What happens to the housing market next? Whether builders shelter at home or continue on the job site at a slower pace, it is hard to escape that question. According to ATTOM Data Solutions research, the coronavirus’ impact will be widespread, but it will not be equal: The Northeast’s housing markets are most at risk, while the West and Midwest will most likely sustain less damage. ATTOM Data Solutions analyzed 483 U.S. counties with populations of at least 10,000 and at least 100 home sales in the first quarter of 2020, and Curbed took the data and created an interactive map. See which counties are most vulnerable based on the number of foreclosures, properties at risk of foreclosure, and the percentage of wages needed to cover homeowner costs. 

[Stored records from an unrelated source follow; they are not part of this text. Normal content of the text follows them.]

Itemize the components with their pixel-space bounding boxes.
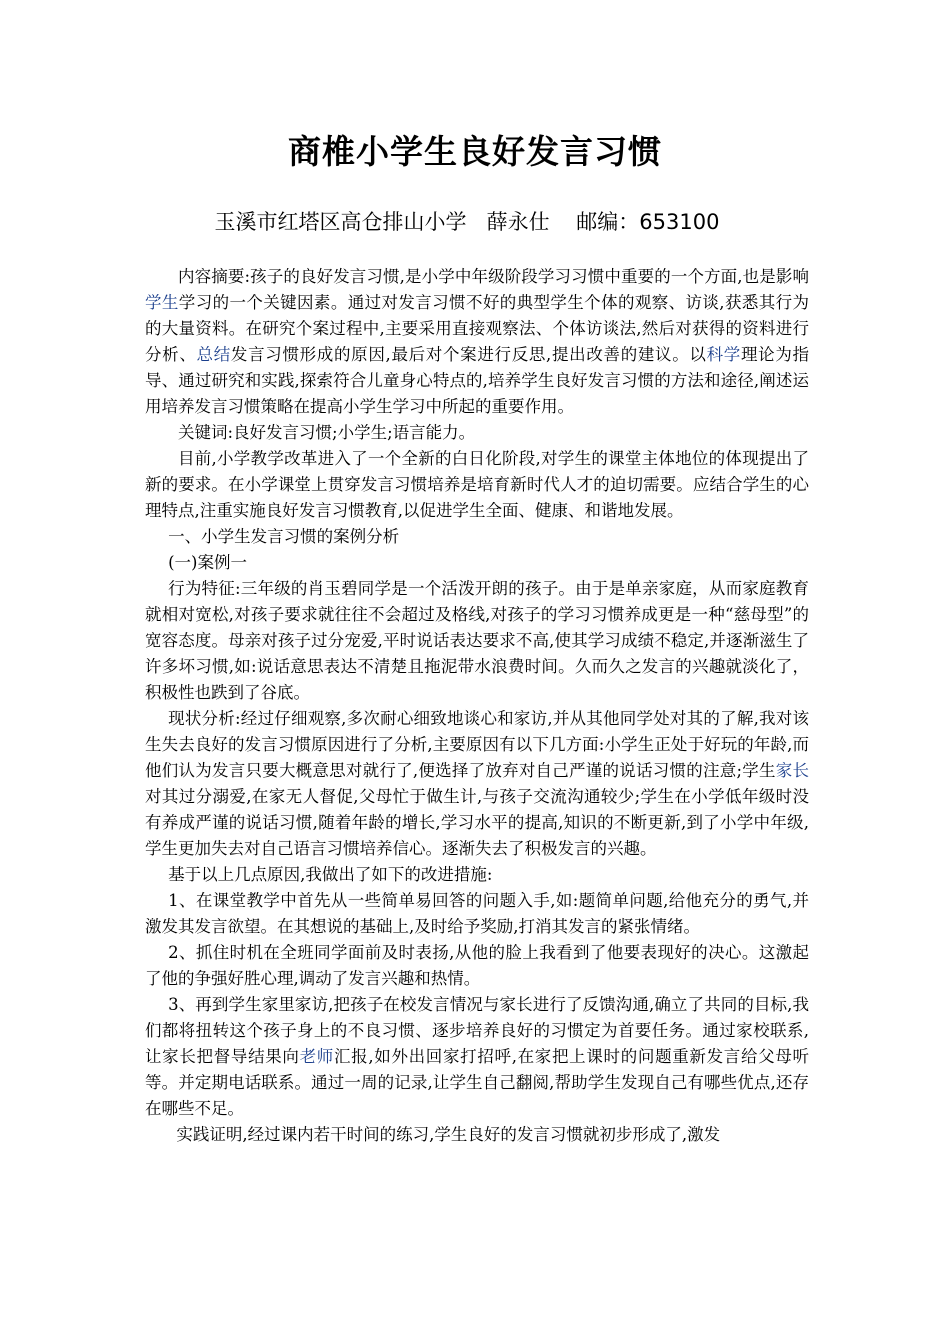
paragraph-text: 现状分析:经过仔细观察,多次耐心细致地谈心和家访,并从其他同学处对其的了解,我对该生失去良好的发言习惯原因进行了分析,主要原因有以下几方面:小学生正处于好玩的年龄,而他们认为发言只要大概意思对就行了,便选择了放弃对自己严谨的说话习惯的注意;学生 — [145, 709, 809, 780]
paragraph — [145, 862, 809, 888]
paragraph-text: 3、再到学生家里家访,把孩子在校发言情况与家长进行了反馈沟通,确立了共同的目标,我们都将扭转这个孩子身上的不良习惯、逐步培养良好的习惯定为首要任务。通过家校联系,让家长把督导结果向 — [145, 995, 809, 1066]
paragraph-text: 对其过分溺爱,在家无人督促,父母忙于做生计,与孩子交流沟通较少;学生在小学低年级时没有养成严谨的说话习惯,随着年龄的增长,学习水平的提高,知识的不断更新,到了小学中年级,学生更加失去对自己语言习惯培养信心。逐渐失去了积极发言的兴趣。 — [145, 787, 809, 858]
document-title: 商椎小学生良好发言习惯 — [288, 132, 662, 171]
paragraph — [145, 888, 809, 940]
paragraph-text: (一)案例一 — [168, 553, 247, 572]
paragraph — [145, 446, 809, 524]
paragraph — [145, 420, 809, 446]
inline-link[interactable]: 学生 — [145, 293, 179, 312]
paragraph — [145, 1122, 809, 1148]
paragraph-text: 学习的一个关键因素。通过对发言习惯不好的典型学生个体的观察、访谈,获悉其行为的大量资料。在研究个案过程中,主要采用直接观察法、个体访谈法,然后对获得的资料进行分析、 — [145, 293, 810, 364]
inline-link[interactable]: 老师 — [299, 1047, 334, 1066]
paragraph-text: 关键词:良好发言习惯;小学生;语言能力。 — [178, 423, 476, 442]
postcode: 653100 — [639, 210, 720, 234]
paragraph — [145, 524, 809, 550]
inline-link[interactable]: 家长 — [775, 761, 809, 780]
paragraph-text: 汇报,如外出回家打招呼,在家把上课时的问题重新发言给父母听等。并定期电话联系。通过一周的记录,让学生自己翻阅,帮助学生发现自己有哪些优点,还存在哪些不足。 — [145, 1047, 809, 1118]
paragraph — [145, 264, 809, 420]
author-line — [0, 206, 934, 236]
paragraph-text: 基于以上几点原因,我做出了如下的改进措施: — [168, 865, 493, 884]
paragraph-text: 发言习惯形成的原因,最后对个案进行反思,提出改善的建议。以 — [230, 345, 707, 364]
inline-link[interactable]: 总结 — [196, 345, 231, 364]
paragraph — [145, 706, 809, 862]
paragraph-text: 理论为指导、通过研究和实践,探索符合儿童身心特点的,培养学生良好发言习惯的方法和途径,阐述运用培养发言习惯策略在提高小学生学习中所起的重要作用。 — [145, 345, 810, 416]
paragraph — [145, 940, 809, 992]
document-body — [145, 264, 809, 1148]
postcode-label: 邮编： — [576, 210, 640, 234]
author-name: 薛永仕 — [486, 210, 550, 234]
paragraph-text: 一、小学生发言习惯的案例分析 — [168, 527, 400, 546]
paragraph — [145, 992, 809, 1122]
paragraph-text: 行为特征:三年级的肖玉碧同学是一个活泼开朗的孩子。由于是单亲家庭，从而家庭教育就相对宽松,对孩子要求就往往不会超过及格线,对孩子的学习习惯养成更是一种“慈母型”的宽容态度。母亲对孩子过分宠爱,平时说话表达要求不高,使其学习成绩不稳定,并逐渐滋生了许多坏习惯,如:说话意思表达不清楚且拖泥带水浪费时间。久而久之发言的兴趣就淡化了，积极性也跌到了谷底。 — [145, 579, 809, 702]
paragraph-text: 内容摘要:孩子的良好发言习惯,是小学中年级阶段学习习惯中重要的一个方面,也是影响 — [178, 267, 809, 286]
paragraph — [145, 576, 809, 706]
paragraph-text: 2、抓住时机在全班同学面前及时表扬,从他的脸上我看到了他要表现好的决心。这激起了他的争强好胜心理,调动了发言兴趣和热情。 — [145, 943, 809, 988]
paragraph-text: 1、在课堂教学中首先从一些简单易回答的问题入手,如:题简单问题,给他充分的勇气,并激发其发言欲望。在其想说的基础上,及时给予奖励,打消其发言的紧张情绪。 — [145, 891, 809, 936]
paragraph — [145, 550, 809, 576]
inline-link[interactable]: 科学 — [706, 345, 741, 364]
paragraph-text: 实践证明,经过课内若干时间的练习,学生良好的发言习惯就初步形成了,激发 — [176, 1125, 721, 1144]
school-name: 玉溪市红塔区高仓排山小学 — [214, 210, 467, 234]
paragraph-text: 目前,小学教学改革进入了一个全新的白日化阶段,对学生的课堂主体地位的体现提出了新的要求。在小学课堂上贯穿发言习惯培养是培育新时代人才的迫切需要。应结合学生的心理特点,注重实施良好发言习惯教育,以促进学生全面、健康、和谐地发展。 — [145, 449, 809, 520]
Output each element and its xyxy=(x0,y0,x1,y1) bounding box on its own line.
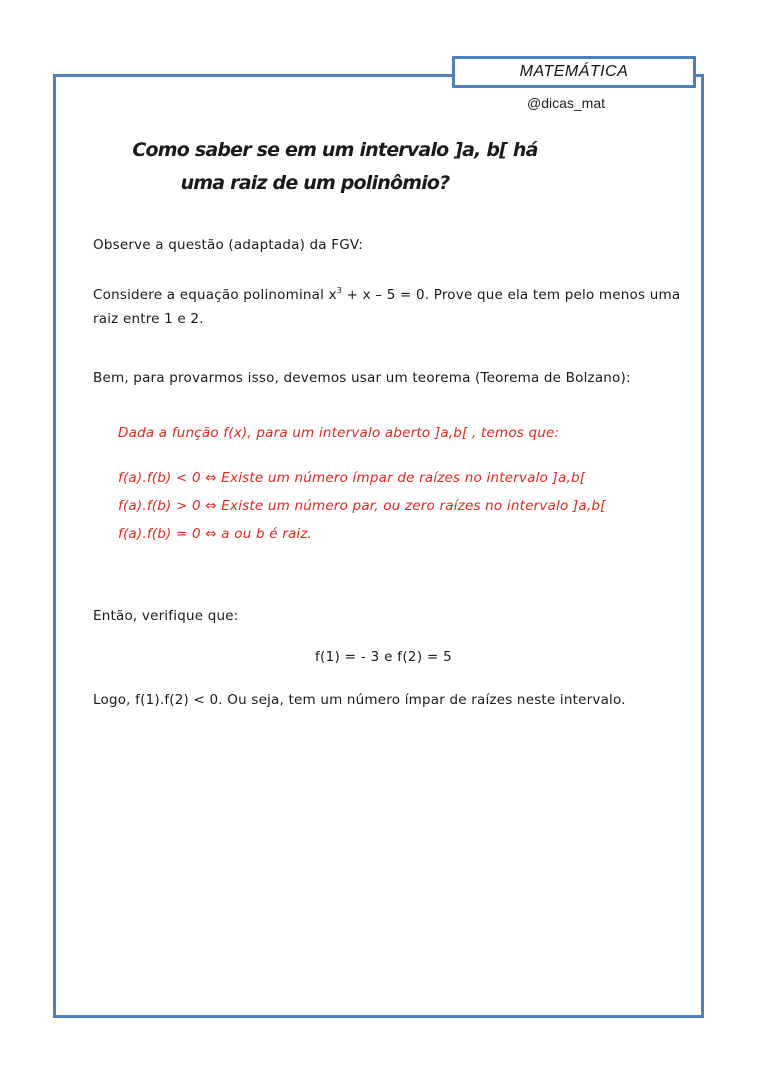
intro-paragraph: Observe a questão (adaptada) da FGV: xyxy=(93,237,363,253)
question-paragraph xyxy=(93,279,693,331)
subject-text: MATEMÁTICA xyxy=(519,63,629,80)
question-exponent: 3 xyxy=(336,286,343,295)
theorem-rule-zero: f(a).f(b) = 0 ⇔ a ou b é raiz. xyxy=(118,526,313,542)
page-title xyxy=(90,134,540,200)
question-text-1: Considere a equação polinominal x xyxy=(93,287,337,303)
theorem-rule-negative: f(a).f(b) < 0 ⇔ Existe um número ímpar de raízes no intervalo ]a,b[ xyxy=(118,470,586,486)
title-line-1: Como saber se em um intervalo ]a, b[ há xyxy=(132,139,538,161)
theorem-rule-positive: f(a).f(b) > 0 ⇔ Existe um número par, ou zero raízes no intervalo ]a,b[ xyxy=(118,498,606,514)
final-paragraph: Logo, f(1).f(2) < 0. Ou seja, tem um número ímpar de raízes neste intervalo. xyxy=(93,692,626,708)
author-handle: @dicas_mat xyxy=(527,95,606,111)
question-text-2: + x – 5 = 0. Prove que ela tem pelo menos uma xyxy=(342,287,681,303)
function-values: f(1) = - 3 e f(2) = 5 xyxy=(315,649,453,665)
verify-paragraph: Então, verifique que: xyxy=(93,608,239,624)
bolzano-intro: Bem, para provarmos isso, devemos usar um teorema (Teorema de Bolzano): xyxy=(93,370,631,386)
page-border xyxy=(53,74,704,1018)
question-text-3: raiz entre 1 e 2. xyxy=(93,311,204,327)
subject-label xyxy=(452,56,696,88)
theorem-statement: Dada a função f(x), para um intervalo aberto ]a,b[ , temos que: xyxy=(118,425,560,441)
title-line-2: uma raiz de um polinômio? xyxy=(180,172,450,194)
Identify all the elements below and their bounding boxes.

The spread of COVID-19 has decimated entire sectors of the American economy, bringing industries like airlines to a halt and rendering almost 10 million Americans unemployed. The housing market is at risk from a number of different angles too, but it’ll be months before we know where and to what extent housing suffers.

In an attempt to see what markets might be most vulnerable to the economic fallout of the novel coronavirus, ATTOM Data Solutions, a real estate data provider, analyzed 483 counties in the United States—those with a population of at least 100,000 and at least 100 home sales in the first fiscal quarter of 2020—and ranked them according to how at risk they are.

ATTOM concludes that much of the East Coast—New Jersey and Florida particularly—has the most counties with housing markets vulnerable to the novel coronavirus, while the West Coast and Midwest have a better chance of a limited impact.